The “table” class is not just declaration of table fields, but also contains some higher level helper methods, an even business logic methods.

Assuming transaction support is not an issue in the case, what would be good approach(es) to deal with caching?

My approach would be to ignore caching completely, but I need to be prepared to optimize.

Solution can still use the available relational database, if it helps, with understanding that the authoritative data source for the entity in question is elsewhere. Introducing memcached or it’s ilk is the second best.

It is expected a remote API call would have a bit more latency than local RDBMS call, but luckily operations are not expected to be massive, no there will be “joins” as table in question has only one place referred by foreign key (and that will be easily worked around).

First, I think it would be good to find a way to measure how important caching would be.

Once you’ve determined that you absolutely need caching, I guess a relational database would be better than using something like memcached, as you can have a very sizable cache without using too much memory. You may want to consider Redis with its persistence support enabled as well.

Make sure you treat cache invalidation with care, as you probably don’t want to return obsolete information from the cache.

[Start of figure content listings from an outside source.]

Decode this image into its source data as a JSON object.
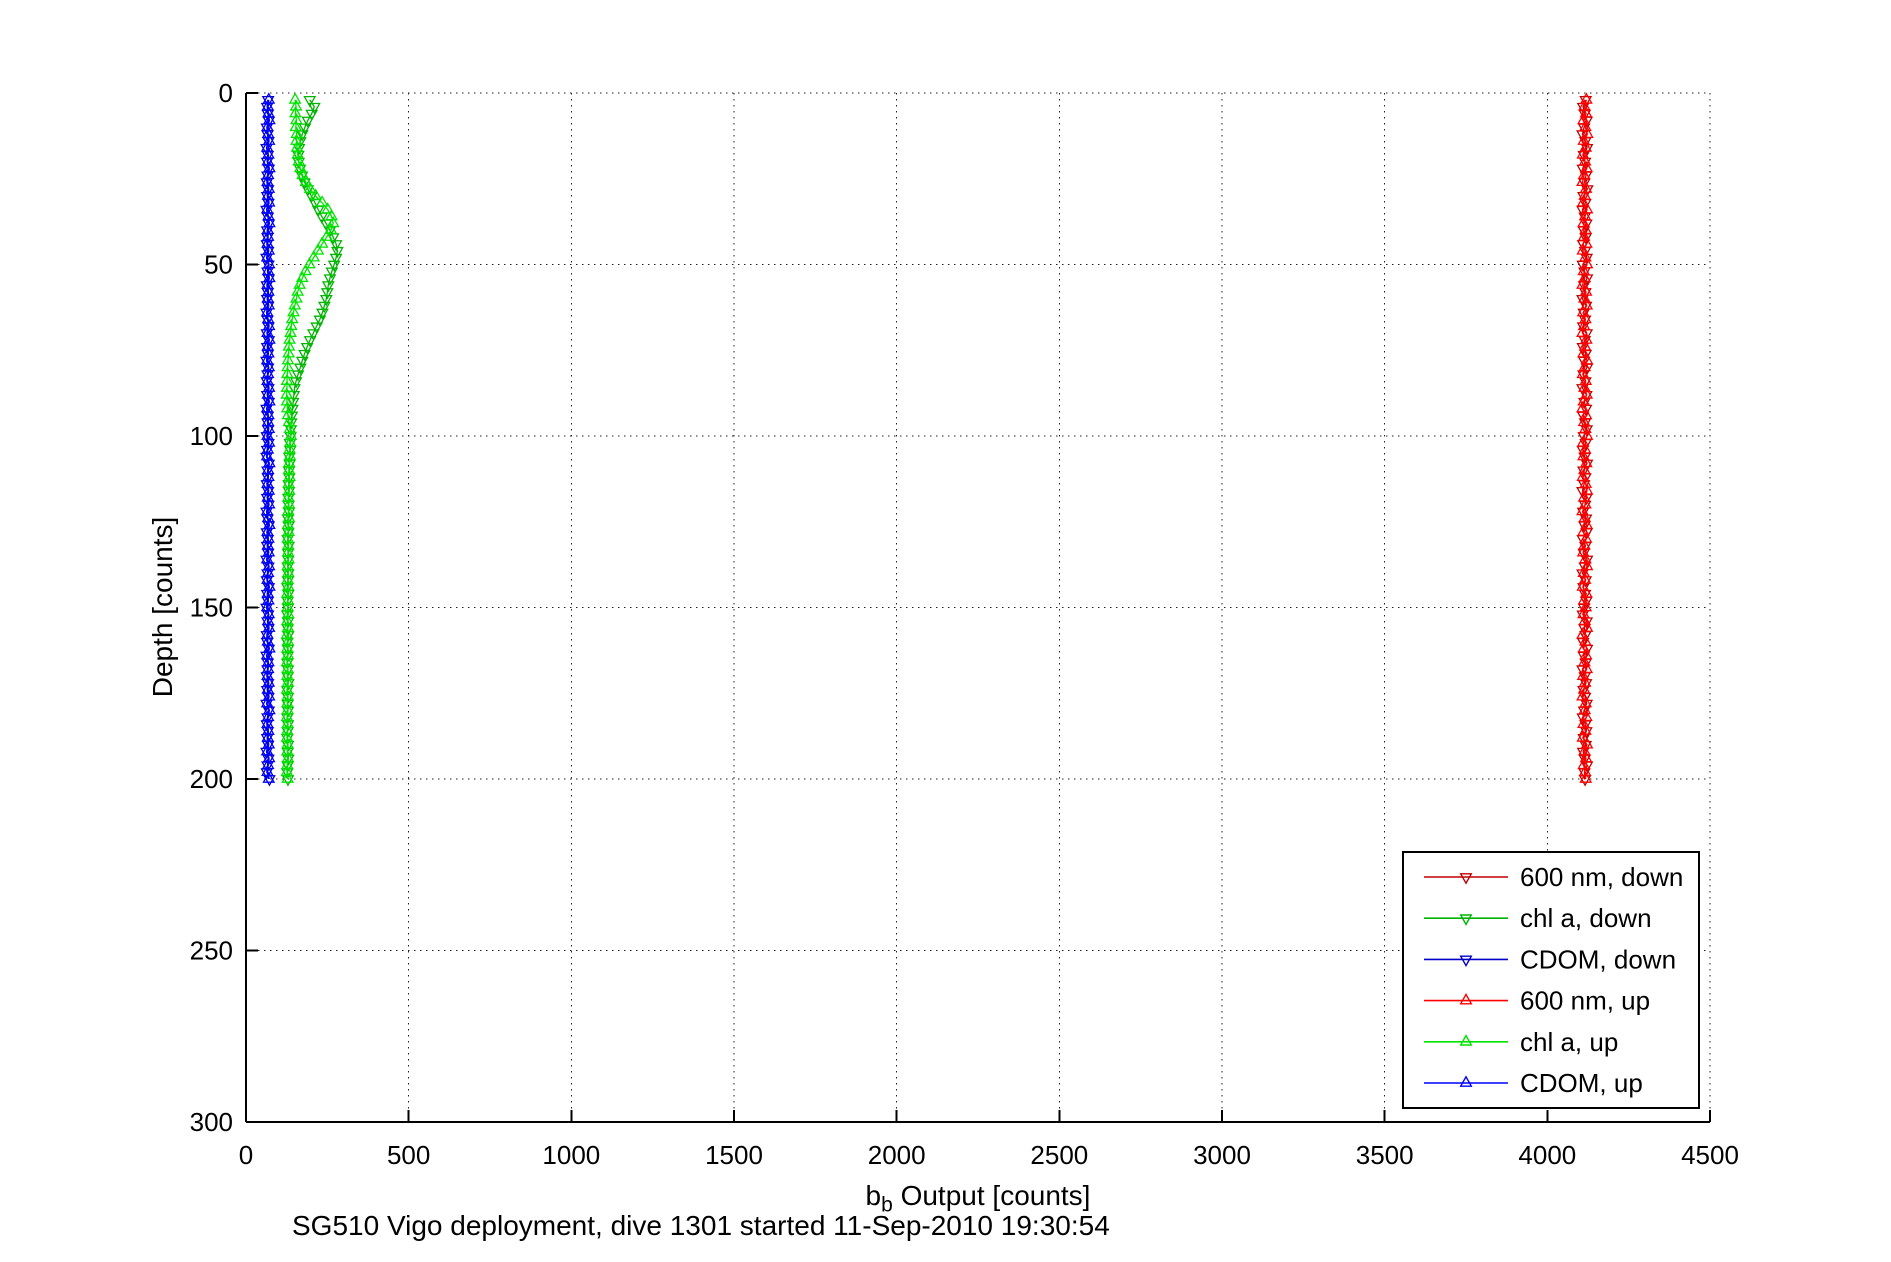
{
  "figure": {
    "title_bottom": "SG510 Vigo deployment, dive 1301 started 11-Sep-2010 19:30:54",
    "background": "#ffffff"
  },
  "chart_data": {
    "type": "line",
    "subtype": "depth-profile scatter-line with triangle markers",
    "title": "",
    "xlabel": {
      "base": "b",
      "sub": "b",
      "rest": " Output [counts]"
    },
    "ylabel": "Depth [counts]",
    "x_axis": {
      "min": 0,
      "max": 4500,
      "ticks": [
        0,
        500,
        1000,
        1500,
        2000,
        2500,
        3000,
        3500,
        4000,
        4500
      ]
    },
    "y_axis": {
      "min": 0,
      "max": 300,
      "ticks": [
        0,
        50,
        100,
        150,
        200,
        250,
        300
      ],
      "inverted": true
    },
    "grid": "dotted",
    "legend_position": "lower-right",
    "depths": [
      2,
      4,
      6,
      8,
      10,
      12,
      14,
      16,
      18,
      20,
      22,
      24,
      26,
      28,
      30,
      32,
      34,
      36,
      38,
      40,
      42,
      44,
      46,
      48,
      50,
      52,
      54,
      56,
      58,
      60,
      62,
      64,
      66,
      68,
      70,
      72,
      74,
      76,
      78,
      80,
      82,
      84,
      86,
      88,
      90,
      92,
      94,
      96,
      98,
      100,
      102,
      104,
      106,
      108,
      110,
      112,
      114,
      116,
      118,
      120,
      122,
      124,
      126,
      128,
      130,
      132,
      134,
      136,
      138,
      140,
      142,
      144,
      146,
      148,
      150,
      152,
      154,
      156,
      158,
      160,
      162,
      164,
      166,
      168,
      170,
      172,
      174,
      176,
      178,
      180,
      182,
      184,
      186,
      188,
      190,
      192,
      194,
      196,
      198,
      200
    ],
    "series": [
      {
        "name": "600 nm, down",
        "color": "#c00000",
        "marker": "triangle-down",
        "values": [
          4118,
          4110,
          4115,
          4121,
          4113,
          4108,
          4117,
          4122,
          4112,
          4116,
          4109,
          4119,
          4114,
          4123,
          4111,
          4117,
          4108,
          4115,
          4120,
          4112,
          4118,
          4110,
          4116,
          4121,
          4109,
          4114,
          4122,
          4113,
          4117,
          4108,
          4119,
          4112,
          4116,
          4110,
          4121,
          4115,
          4109,
          4118,
          4113,
          4122,
          4111,
          4117,
          4108,
          4120,
          4114,
          4119,
          4110,
          4116,
          4121,
          4112,
          4118,
          4109,
          4115,
          4122,
          4111,
          4117,
          4113,
          4108,
          4120,
          4116,
          4110,
          4119,
          4114,
          4121,
          4109,
          4117,
          4112,
          4122,
          4115,
          4108,
          4118,
          4111,
          4116,
          4120,
          4113,
          4109,
          4121,
          4114,
          4117,
          4110,
          4122,
          4112,
          4118,
          4108,
          4115,
          4119,
          4111,
          4116,
          4121,
          4113,
          4109,
          4117,
          4120,
          4112,
          4118,
          4110,
          4115,
          4122,
          4114,
          4116
        ]
      },
      {
        "name": "chl a, down",
        "color": "#00b400",
        "marker": "triangle-down",
        "values": [
          196,
          210,
          202,
          190,
          181,
          173,
          167,
          163,
          161,
          162,
          166,
          172,
          180,
          190,
          201,
          212,
          222,
          233,
          246,
          258,
          268,
          277,
          281,
          277,
          271,
          264,
          258,
          253,
          250,
          247,
          241,
          235,
          227,
          217,
          207,
          197,
          188,
          180,
          173,
          167,
          160,
          154,
          149,
          147,
          145,
          143,
          141,
          139,
          138,
          137,
          135,
          136,
          133,
          134,
          132,
          133,
          131,
          132,
          130,
          131,
          132,
          129,
          131,
          130,
          128,
          131,
          129,
          130,
          128,
          130,
          129,
          127,
          130,
          128,
          129,
          127,
          129,
          128,
          130,
          127,
          129,
          128,
          127,
          129,
          128,
          130,
          127,
          129,
          128,
          129,
          127,
          129,
          128,
          127,
          129,
          128,
          130,
          128,
          127,
          129
        ]
      },
      {
        "name": "CDOM, down",
        "color": "#0000c8",
        "marker": "triangle-down",
        "values": [
          68,
          65,
          67,
          70,
          64,
          66,
          69,
          63,
          67,
          65,
          70,
          66,
          64,
          68,
          65,
          69,
          63,
          67,
          70,
          65,
          66,
          64,
          68,
          63,
          69,
          66,
          70,
          64,
          67,
          65,
          68,
          63,
          66,
          69,
          64,
          70,
          65,
          67,
          63,
          68,
          66,
          64,
          69,
          65,
          70,
          63,
          67,
          66,
          68,
          64,
          69,
          65,
          63,
          70,
          66,
          67,
          64,
          68,
          65,
          69,
          63,
          66,
          70,
          64,
          67,
          65,
          68,
          63,
          69,
          66,
          64,
          70,
          65,
          67,
          63,
          68,
          66,
          69,
          64,
          65,
          70,
          63,
          67,
          66,
          64,
          68,
          65,
          69,
          63,
          70,
          66,
          64,
          67,
          65,
          68,
          63,
          69,
          66,
          64,
          72
        ]
      },
      {
        "name": "600 nm, up",
        "color": "#ff0000",
        "marker": "triangle-up",
        "values": [
          4120,
          4114,
          4119,
          4111,
          4117,
          4123,
          4112,
          4118,
          4109,
          4116,
          4121,
          4113,
          4108,
          4119,
          4115,
          4110,
          4122,
          4116,
          4111,
          4118,
          4113,
          4120,
          4109,
          4117,
          4122,
          4112,
          4115,
          4108,
          4119,
          4114,
          4121,
          4110,
          4117,
          4113,
          4108,
          4120,
          4116,
          4111,
          4122,
          4115,
          4109,
          4118,
          4114,
          4121,
          4112,
          4108,
          4119,
          4113,
          4117,
          4122,
          4110,
          4116,
          4111,
          4120,
          4114,
          4109,
          4118,
          4122,
          4113,
          4117,
          4108,
          4115,
          4121,
          4111,
          4119,
          4114,
          4110,
          4117,
          4122,
          4112,
          4116,
          4109,
          4120,
          4113,
          4118,
          4111,
          4115,
          4122,
          4108,
          4117,
          4112,
          4119,
          4114,
          4121,
          4110,
          4116,
          4113,
          4108,
          4118,
          4115,
          4120,
          4111,
          4117,
          4109,
          4122,
          4114,
          4119,
          4112,
          4116,
          4118
        ]
      },
      {
        "name": "chl a, up",
        "color": "#00e400",
        "marker": "triangle-up",
        "values": [
          151,
          154,
          152,
          155,
          153,
          156,
          155,
          157,
          159,
          162,
          167,
          174,
          184,
          197,
          214,
          234,
          251,
          263,
          268,
          261,
          248,
          234,
          221,
          208,
          195,
          183,
          173,
          165,
          159,
          155,
          150,
          146,
          142,
          139,
          137,
          134,
          132,
          131,
          129,
          128,
          127,
          126,
          126,
          125,
          126,
          127,
          129,
          132,
          135,
          138,
          136,
          134,
          135,
          133,
          132,
          134,
          131,
          133,
          130,
          132,
          130,
          132,
          129,
          131,
          128,
          130,
          129,
          131,
          128,
          130,
          128,
          130,
          127,
          129,
          128,
          130,
          127,
          129,
          126,
          129,
          127,
          129,
          126,
          128,
          127,
          129,
          126,
          128,
          127,
          128,
          126,
          128,
          127,
          126,
          128,
          127,
          129,
          127,
          126,
          128
        ]
      },
      {
        "name": "CDOM, up",
        "color": "#0000ff",
        "marker": "triangle-up",
        "values": [
          70,
          67,
          69,
          72,
          66,
          68,
          71,
          65,
          69,
          67,
          72,
          68,
          66,
          70,
          67,
          71,
          65,
          69,
          72,
          67,
          68,
          66,
          70,
          65,
          71,
          68,
          72,
          66,
          69,
          67,
          70,
          65,
          68,
          71,
          66,
          72,
          67,
          69,
          65,
          70,
          68,
          66,
          71,
          67,
          72,
          65,
          69,
          68,
          70,
          66,
          71,
          67,
          65,
          72,
          68,
          69,
          66,
          70,
          67,
          71,
          65,
          68,
          72,
          66,
          69,
          67,
          70,
          65,
          71,
          68,
          66,
          72,
          67,
          69,
          65,
          70,
          68,
          71,
          66,
          67,
          72,
          65,
          69,
          68,
          66,
          70,
          67,
          71,
          65,
          72,
          68,
          66,
          69,
          67,
          70,
          65,
          71,
          68,
          66,
          70
        ]
      }
    ]
  }
}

Optionally, though, maybe you could decouple your code a bit, by separating the business logic from the database model. Perhaps you could have your domain model class, and a helper class that would fetch it from a persistent location, such as the remote API(with or without caching enabled), or from the current SQLAlchemy-based solution. That way, in the future, you could add/replace yet another persistence mechanism without too much trouble or having to comply to a third-party interface, like SQLAlchemy’s.